«Bei seinen Forschungen zur Apokalypse des Johannes hat der
Heidelberger Neutestamentler Klaus Berger eine Aufsehen erregende Entdeckung
gemacht. Bei Amalar (775 – 850), dem karolingischen Chef-Liturgiker, Bischof
von Metz und Erzbischof von Trier, der 844 von Papst Sergius II. zum Kardinal
erhoben wurde und als Wegbereiter einer einheitlichen lateinischen Liturgie
nach römischen Ritus gilt, hat er gefunden, dass die liturgisch
vorgeschriebenen Altartücher von Anfang an als direkte Entsprechung zu den
Tüchern galten, die in den Evangelien im Zusammenhang mit der Passion und
Auferstehung Jesu Christi erwähnt werden:
Sie heißen in den lateinischen liturgischen Texten sindon (Leichentuch)
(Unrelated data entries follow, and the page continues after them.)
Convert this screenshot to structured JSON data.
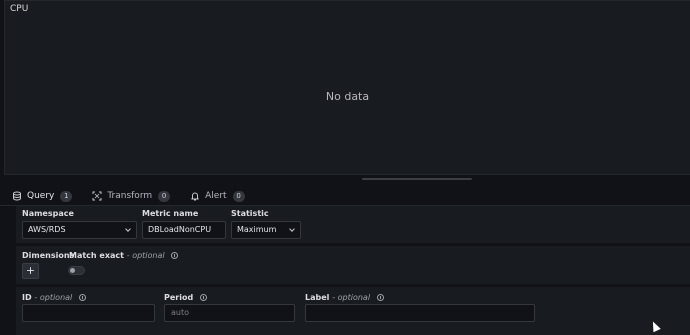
{
  "panel": {
    "title": "CPU",
    "empty_message": "No data"
  },
  "tabs": [
    {
      "label": "Query",
      "count": "1",
      "icon": "database-icon",
      "active": true
    },
    {
      "label": "Transform",
      "count": "0",
      "icon": "transform-icon",
      "active": false
    },
    {
      "label": "Alert",
      "count": "0",
      "icon": "bell-icon",
      "active": false
    }
  ],
  "query": {
    "namespace": {
      "label": "Namespace",
      "value": "AWS/RDS"
    },
    "metric_name": {
      "label": "Metric name",
      "value": "DBLoadNonCPU"
    },
    "statistic": {
      "label": "Statistic",
      "value": "Maximum"
    },
    "dimensions": {
      "label": "Dimensions",
      "add_label": "+"
    },
    "match_exact": {
      "label": "Match exact",
      "optional": "- optional"
    },
    "id": {
      "label": "ID",
      "optional": "- optional",
      "value": ""
    },
    "period": {
      "label": "Period",
      "placeholder": "auto"
    },
    "label": {
      "label": "Label",
      "optional": "- optional",
      "value": ""
    }
  },
  "colors": {
    "accent": "#f55f3e",
    "panel_bg": "#181b1f",
    "page_bg": "#111217"
  }
}
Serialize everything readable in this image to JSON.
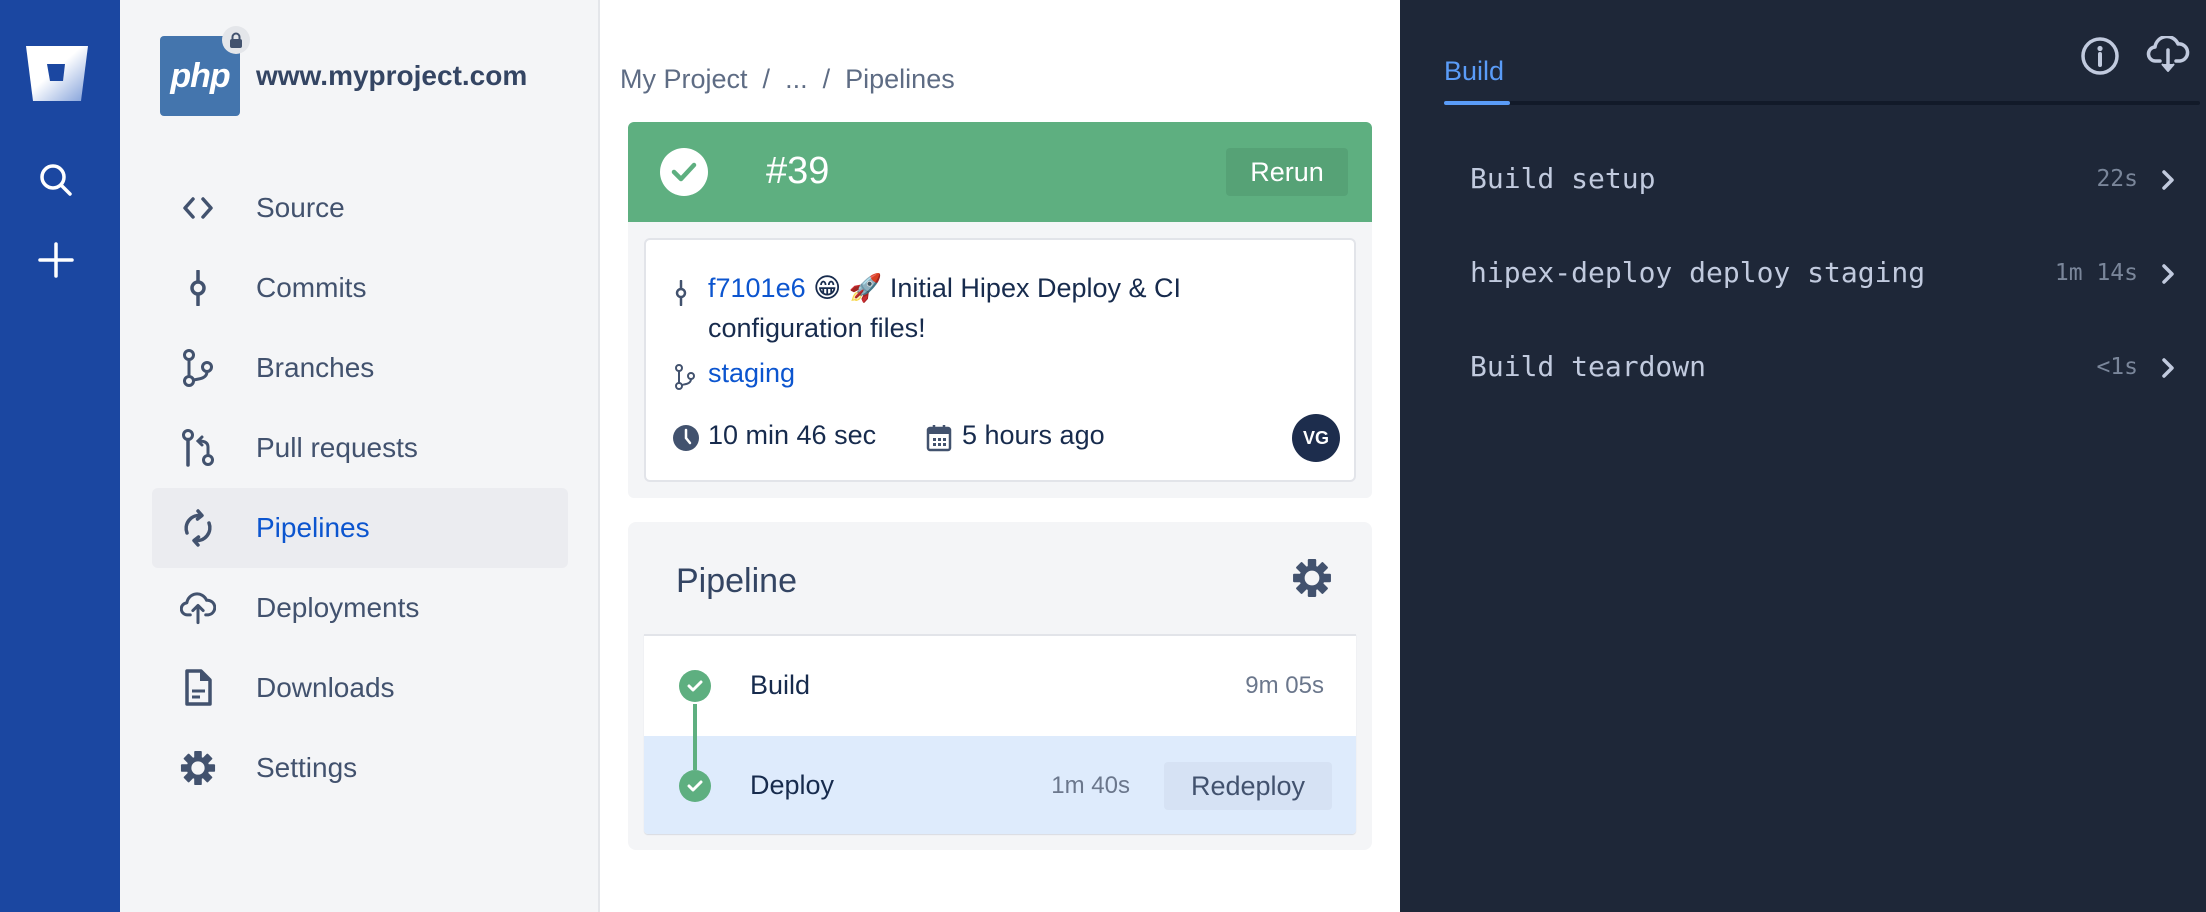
{
  "global_nav": {
    "logo_icon": "bitbucket-logo-icon",
    "search_icon": "search-icon",
    "create_icon": "plus-icon"
  },
  "sidebar": {
    "project_avatar_text": "php",
    "project_name": "www.myproject.com",
    "items": [
      {
        "label": "Source",
        "icon": "code-icon"
      },
      {
        "label": "Commits",
        "icon": "commit-icon"
      },
      {
        "label": "Branches",
        "icon": "branch-icon"
      },
      {
        "label": "Pull requests",
        "icon": "pull-request-icon"
      },
      {
        "label": "Pipelines",
        "icon": "pipelines-icon",
        "active": true
      },
      {
        "label": "Deployments",
        "icon": "cloud-upload-icon"
      },
      {
        "label": "Downloads",
        "icon": "file-icon"
      },
      {
        "label": "Settings",
        "icon": "gear-icon"
      }
    ]
  },
  "breadcrumb": {
    "items": [
      "My Project",
      "...",
      "Pipelines"
    ],
    "separator": "/"
  },
  "pipeline_run": {
    "number": "#39",
    "status": "successful",
    "status_color": "#5eaf80",
    "rerun_label": "Rerun",
    "commit": {
      "hash": "f7101e6",
      "message": "😁 🚀 Initial Hipex Deploy & CI configuration files!",
      "branch": "staging",
      "duration": "10 min 46 sec",
      "started": "5 hours ago",
      "author_initials": "VG"
    }
  },
  "pipeline": {
    "title": "Pipeline",
    "steps": [
      {
        "name": "Build",
        "duration": "9m 05s",
        "status": "success"
      },
      {
        "name": "Deploy",
        "duration": "1m 40s",
        "status": "success",
        "action": "Redeploy",
        "selected": true
      }
    ]
  },
  "log_panel": {
    "tab": "Build",
    "info_icon": "info-icon",
    "download_icon": "cloud-download-icon",
    "rows": [
      {
        "name": "Build setup",
        "duration": "22s"
      },
      {
        "name": "hipex-deploy deploy staging",
        "duration": "1m 14s"
      },
      {
        "name": "Build teardown",
        "duration": "<1s"
      }
    ]
  }
}
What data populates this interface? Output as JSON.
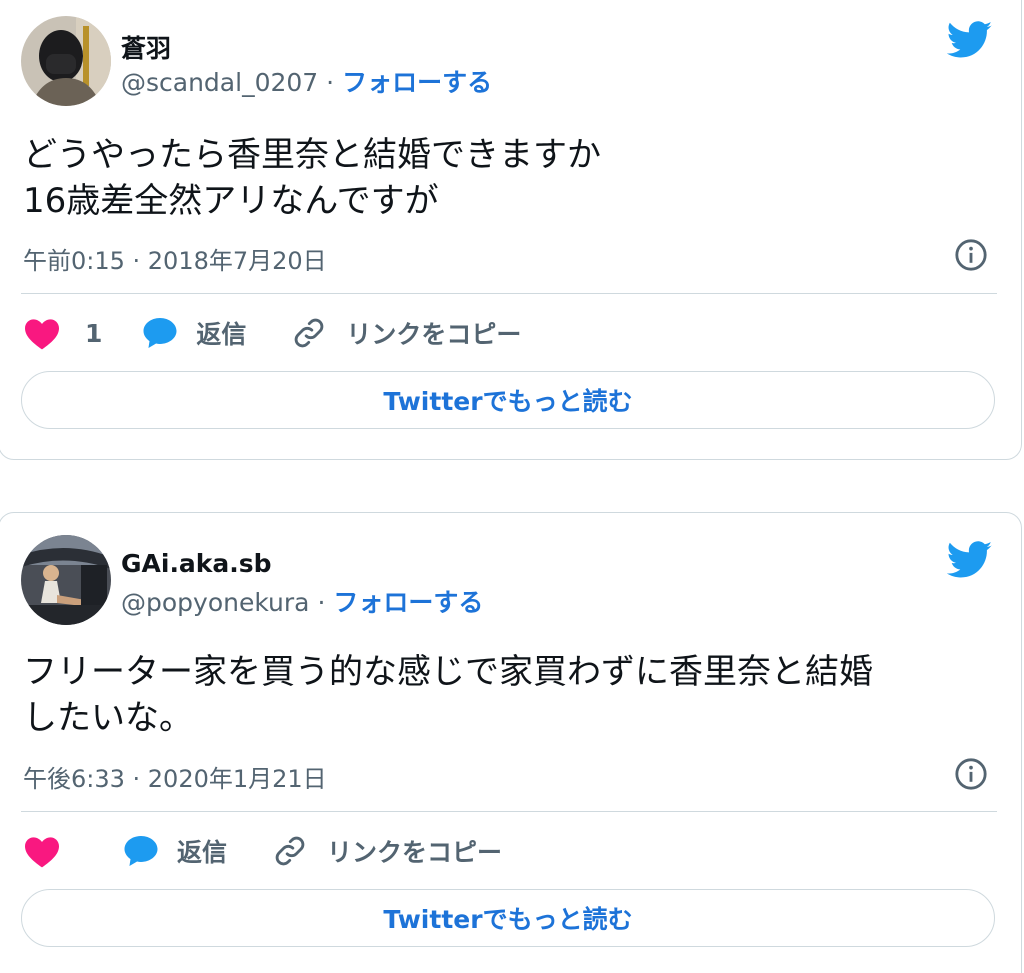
{
  "tweets": [
    {
      "display_name": "蒼羽",
      "handle": "@scandal_0207",
      "separator": "·",
      "follow_label": "フォローする",
      "text": "どうやったら香里奈と結婚できますか\n16歳差全然アリなんですが",
      "timestamp": "午前0:15 · 2018年7月20日",
      "like_count": "1",
      "reply_label": "返信",
      "copy_link_label": "リンクをコピー",
      "read_more_label": "Twitterでもっと読む"
    },
    {
      "display_name": "GAi.aka.sb",
      "handle": "@popyonekura",
      "separator": "·",
      "follow_label": "フォローする",
      "text": "フリーター家を買う的な感じで家買わずに香里奈と結婚\nしたいな。",
      "timestamp": "午後6:33 · 2020年1月21日",
      "like_count": "",
      "reply_label": "返信",
      "copy_link_label": "リンクをコピー",
      "read_more_label": "Twitterでもっと読む"
    }
  ],
  "icons": {
    "brand": "twitter-bird-icon",
    "info": "info-icon",
    "like": "heart-icon",
    "reply": "speech-bubble-icon",
    "link": "link-icon"
  },
  "colors": {
    "twitter_blue": "#1d9bf0",
    "link_blue": "#1d73d8",
    "heart_pink": "#f91880",
    "secondary_text": "#536471",
    "border": "#cfd9de"
  }
}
oder sudarium (Schweißtuch).
Insbesondere das Einwickeln des Kelches in das Tuch durch
den Diakon (in einem Seitenzweig der
westlichen Liturgie) steht für das Einwickeln Jesu in seine Grabtücher. Wörtlich: Diaconus … involvit cum
sudario calicem, quoniam Ioseph involvit in sindone munda. corporale…ipsum
linteum quo totum corpus domini tegebatur in sepulchro. (Der Diakon
umhüllt mit dem Schweißtuch den Kelch. Denn Josef von Arimathia wickelte Jesus
in ein reines Leinentuch.)
Und dies alles wohlgemerkt schon in karolingischer Zeit,
also weit über vier Jahrhunderte, bevor in Europa das Sanctissimum Sudarium von
Sankt Peter in Rom erstmals im Jahr 1208 unter Papst Innozenz III. in die Öffentlichkeit getragen und bevor im
Jahr 1355 die Santa Sindone in Lirey in der Champagne überhaupt erstmals
auftauchte und verehrt wurde! Von hier
her wird auch verständlich, dass die Altartücher bis zur Liturgiereform von
1969 in Entsprechung zum Grabtuch aus „reinem Leinen“ sein mussten, und dass
das so genannte Corporale immer
besonders gefaltet sein musste, in
Entsprechung zum Sudarium, von dem es bei Johannes heißt, dass es nach
der Auferstehung Christi „gefaltet und abseits der anderen Tücher“ im leeren
Grab von Petrus und Johannes aufgefunden wurde. Es ist jenes gestärkte
Tüchlein, das vom Priester im alten Ritus jeweils nur noch ehrfurchtsvoll mit
Daumen und Zeigefinger angefasst werden durfte, nachdem es auf dem Altar mit
den konsekrierten Gestalten von Brot und Wein in Berührung gekommen war.»